Some satellites of the Earth "Cosmos" were tested as unmanned spacecraft. During the joint flight of the Kosmos-186 and Kosmos-188 satellites in October 1967, for the first time in the world, they performed automatic rendezvous and docking in orbit; after undocking, their autonomous flight was continued and the descent vehicles landed on the territory of the USSR. In April 1968, automatic docking in orbit was carried out during the flight of Kosmos-212 and Kosmos-213 - both satellites (descent vehicles) also landed on the territory of the USSR. In June 1981, in order to test the onboard systems of the new spacecraft with the Salyut-6 orbital station, the Cosmos-1267 satellite was docked. Until 29.7.1982 orbital station and the artificial satellite were in a docked state. On satellites of the Kosmos series, separate systems were worked out and the equipment of many other spacecraft was tested. So, at Kosmos-41, some elements of the design of the Molniya communication satellites were worked out, which, in combination with the receiving-transmitting and antenna devices specially created at earth stations, now form a permanent system of deep space communications, Kosmos-1000 performed navigation tasks . Separate components of the lunar rover were worked out on the Kosmos satellites.

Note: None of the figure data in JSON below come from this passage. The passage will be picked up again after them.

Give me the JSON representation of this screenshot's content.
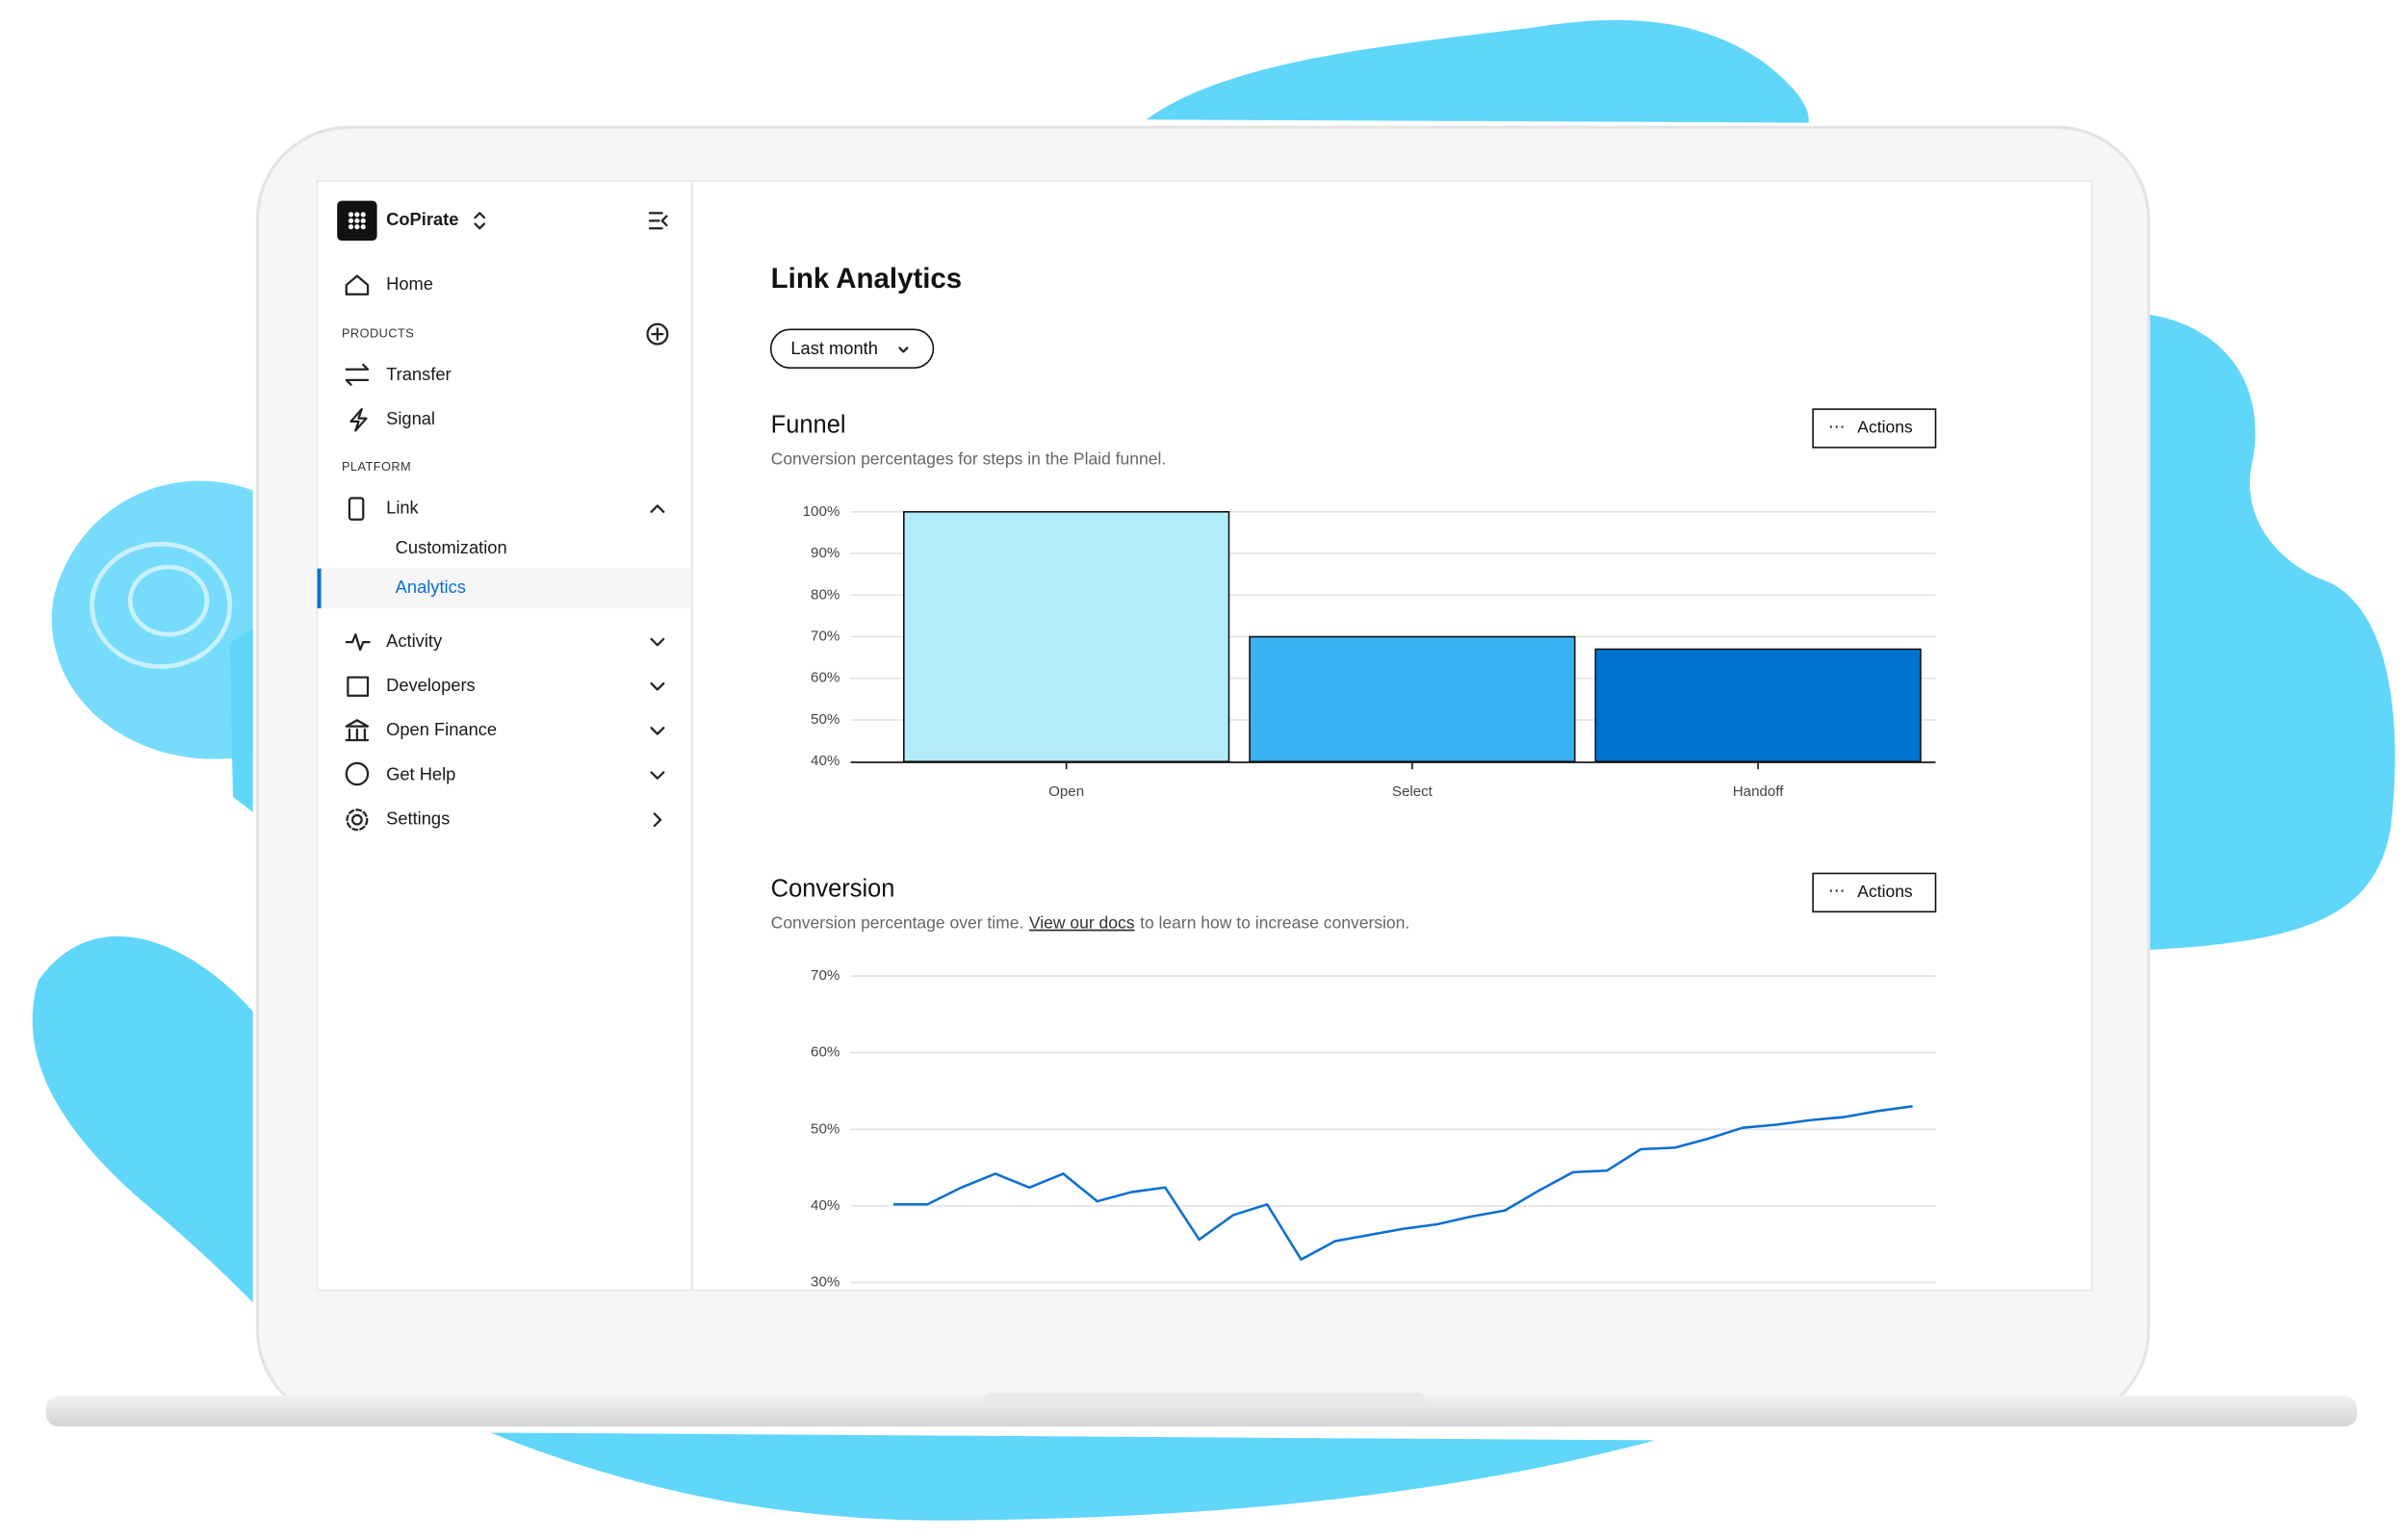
{
  "sidebar": {
    "org": "CoPirate",
    "home": "Home",
    "products_heading": "PRODUCTS",
    "products": [
      "Transfer",
      "Signal"
    ],
    "platform_heading": "PLATFORM",
    "link": "Link",
    "link_children": [
      "Customization",
      "Analytics"
    ],
    "more": [
      "Activity",
      "Developers",
      "Open Finance",
      "Get Help",
      "Settings"
    ]
  },
  "main": {
    "title": "Link Analytics",
    "filter": "Last month"
  },
  "chart_data": [
    {
      "type": "bar",
      "title": "Funnel",
      "subtitle": [
        "Conversion percentages for steps in the Plaid funnel."
      ],
      "actions": "Actions",
      "categories": [
        "Open",
        "Select",
        "Handoff"
      ],
      "values": [
        100,
        70,
        67
      ],
      "colors": [
        "#b3ecf9",
        "#38b2f2",
        "#0073d1"
      ],
      "ylim": [
        40,
        100
      ],
      "yticks": [
        {
          "value": 40,
          "label": "40%"
        },
        {
          "value": 50,
          "label": "50%"
        },
        {
          "value": 60,
          "label": "60%"
        },
        {
          "value": 70,
          "label": "70%"
        },
        {
          "value": 80,
          "label": "80%"
        },
        {
          "value": 90,
          "label": "90%"
        },
        {
          "value": 100,
          "label": "100%"
        }
      ],
      "grid": true
    },
    {
      "type": "line",
      "title": "Conversion",
      "subtitle": [
        "Conversion percentage over time.",
        "View our docs",
        "to learn how to increase conversion."
      ],
      "actions": "Actions",
      "color": "#0a6fd1",
      "values": [
        40.2,
        40.2,
        42.4,
        44.2,
        42.4,
        44.2,
        40.6,
        41.8,
        42.4,
        35.6,
        38.8,
        40.2,
        33,
        35.4,
        36.2,
        37,
        37.6,
        38.6,
        39.4,
        42,
        44.4,
        44.6,
        47.4,
        47.6,
        48.8,
        50.2,
        50.6,
        51.2,
        51.6,
        52.4,
        53
      ],
      "ylim": [
        30,
        70
      ],
      "yticks": [
        {
          "value": 30,
          "label": "30%"
        },
        {
          "value": 40,
          "label": "40%"
        },
        {
          "value": 50,
          "label": "50%"
        },
        {
          "value": 60,
          "label": "60%"
        },
        {
          "value": 70,
          "label": "70%"
        }
      ],
      "grid": true
    }
  ]
}
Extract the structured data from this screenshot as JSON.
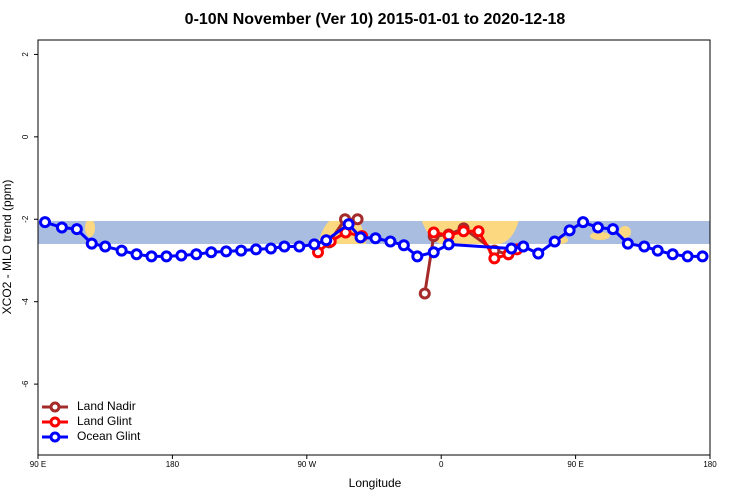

With the launches of artificial earth satellites "Kosmos", practical international cooperation of the socialist countries in the study of outer space began. The main task of the Kosmos-261 satellite launched in December 1968 was to conduct a complex experiment, including direct measurements on the satellite, in particular, the characteristics of electrons and protons that cause auroras, and variations in the density of the upper atmosphere during these auroras, and ground-based studies of auroras . Participated in this work scientific institutes and observatories of the NRB, VNR, GDR, Poland, SRR, USSR and Czechoslovakia. Experts from France, the USA and other countries also took part in the experiments on satellites of this series.

Earth satellites "Cosmos" have been launched since 1962 with the help of carrier rockets "Cosmos", "Soyuz", "Proton" and others, capable of delivering a payload weighing up to several tons into orbit. Until 1964, the Cosmos satellites were also launched into orbit by the Vostok launch vehicle. On January 1, 1984, 1521 artificial earth satellites "Kosmos" were launched.